Mrs. Level’s own face had turned white. She was about to make a hasty rejoinder, when the door was again opened and Miss Griselda and Miss Katharine came in.
“Not a word, my dear! I will explain to you another time—another time,” she whispered to the girl. And then she stole out of the room.
[CHAPTER XXI.—WHAT THE HEIR OUGHT TO BE.]
A few days after these exciting events the Marmadukes went away. Unless a sense of relief, they left no particular impression behind them. The grown-up people had not made themselves interesting to the old ladies; the lady’s-maid and the parrot alike had disturbed Newbolt’s equanimity; and the children of Avonsyde had certainly not learned to love the Marmaduke children. Clementina had been humbled and improved by her accident, but even an improved Clementina could not help snubbing Rachel every hour of the day, and Rachel did not care to be snubbed.

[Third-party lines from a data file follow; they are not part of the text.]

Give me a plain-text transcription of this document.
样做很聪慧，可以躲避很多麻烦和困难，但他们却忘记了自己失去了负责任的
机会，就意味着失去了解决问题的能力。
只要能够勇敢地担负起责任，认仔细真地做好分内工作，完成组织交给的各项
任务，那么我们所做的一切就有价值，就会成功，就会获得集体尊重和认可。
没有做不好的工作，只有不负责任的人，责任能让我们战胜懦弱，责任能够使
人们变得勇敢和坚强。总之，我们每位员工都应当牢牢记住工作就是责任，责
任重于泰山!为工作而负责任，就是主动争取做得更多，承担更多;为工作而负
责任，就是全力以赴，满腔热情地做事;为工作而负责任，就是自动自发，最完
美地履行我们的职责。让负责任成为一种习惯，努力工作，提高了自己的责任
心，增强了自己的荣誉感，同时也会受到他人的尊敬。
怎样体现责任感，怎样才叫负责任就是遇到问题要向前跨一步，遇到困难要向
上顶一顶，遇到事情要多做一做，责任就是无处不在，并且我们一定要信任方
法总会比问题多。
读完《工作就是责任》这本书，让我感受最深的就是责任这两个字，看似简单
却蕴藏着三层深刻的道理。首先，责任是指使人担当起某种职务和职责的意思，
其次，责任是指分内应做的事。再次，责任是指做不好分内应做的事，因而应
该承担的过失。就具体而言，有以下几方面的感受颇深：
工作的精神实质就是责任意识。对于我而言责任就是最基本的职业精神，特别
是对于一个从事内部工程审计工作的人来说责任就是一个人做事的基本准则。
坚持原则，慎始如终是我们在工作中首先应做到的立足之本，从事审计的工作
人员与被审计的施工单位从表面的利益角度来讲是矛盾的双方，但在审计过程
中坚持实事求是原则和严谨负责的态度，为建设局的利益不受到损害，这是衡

On the day they left Phil did remark, looking wistfully round him: “It seems rather lonely without the Marmadukes.” But no one else echoed the sentiment, and in a day or two these people, who were so important in their own eyes, were almost forgotten at Avonsyde.
On one person, however, this visit had made a permanent impression: that person was poor Mrs. Lovel. She was made terribly uneasy by Clementina’s words. If Clementina, an ignorant and decidedly selfish girl, could notice that Phil was not strong, could assure her, in that positive, unpleasant way she had, that Phil was very far from strong, surely Miss Griselda, who noticed him so closely and watched all he did and said with such solicitude, could not fail to observe this fact also. Poor Mrs. Lovel trembled and feared and wondered, now that the tankard was lost and now that Phil’s delicacy was becoming day by day more apparent, if there was any hope of that great passionate desire of hers being fulfilled.
Just at present, as far as Miss Griselda was concerned, she had no real cause for alarm.
Miss Griselda had quite made up her mind, and where she led Miss Katharine was sure to follow. Miss Griselda was certain that Phil was the heir. Slowly the conviction grew upon her that this little white-faced, fragile boy was indeed the lineal descendant of Rupert Lovel. She had looked so often at his face that she even imagined she saw a likeness to the dark-eyed, dark-browed, stern-looking man whose portrait hung in the picture-gallery. This disinherited Rupert had become more or less of a hero in Miss Griselda’s eyes. From her earliest years she had taken his part; from her earliest years she had despised that sickly younger line from which she herself had sprung. Like most women, Miss Griselda invested her long-dead hero with many imaginary charms. He was brave and great in soul. He was as strong in mind as he was in physique. When she began to see a likeness between Phil’s face and the face of her old-time hero, and when she began also to discover that the little boy was generous and brave, that he was one of those plucky little creatures who shrink from neither pain nor hardship, had Phil’s mother but known it, his cause was won. Miss Griselda began to love the boy. It was beginning to be delightful to her to feel that after she was dead and gone little Phil would have the old house and the lands, that he should reign as a worthy squire of Avonsyde. Already she began to drill the little boy with regard to his future duties, and often when he and she took walks together she spoke to him about what he was to do.
“All this portion of the forest belongs to us, Phil,” she said to him one day. “My father often talked of having a roadway made through it, but he never did so, nor will Katharine and I. We leave that as part of your work.”
“Would the poor people like it?” asked Phil, raising his eyes with their queer expression to her face. “That’s the principal thing to think about, isn’t it—if the poor people would like it?”
Miss Griselda frowned.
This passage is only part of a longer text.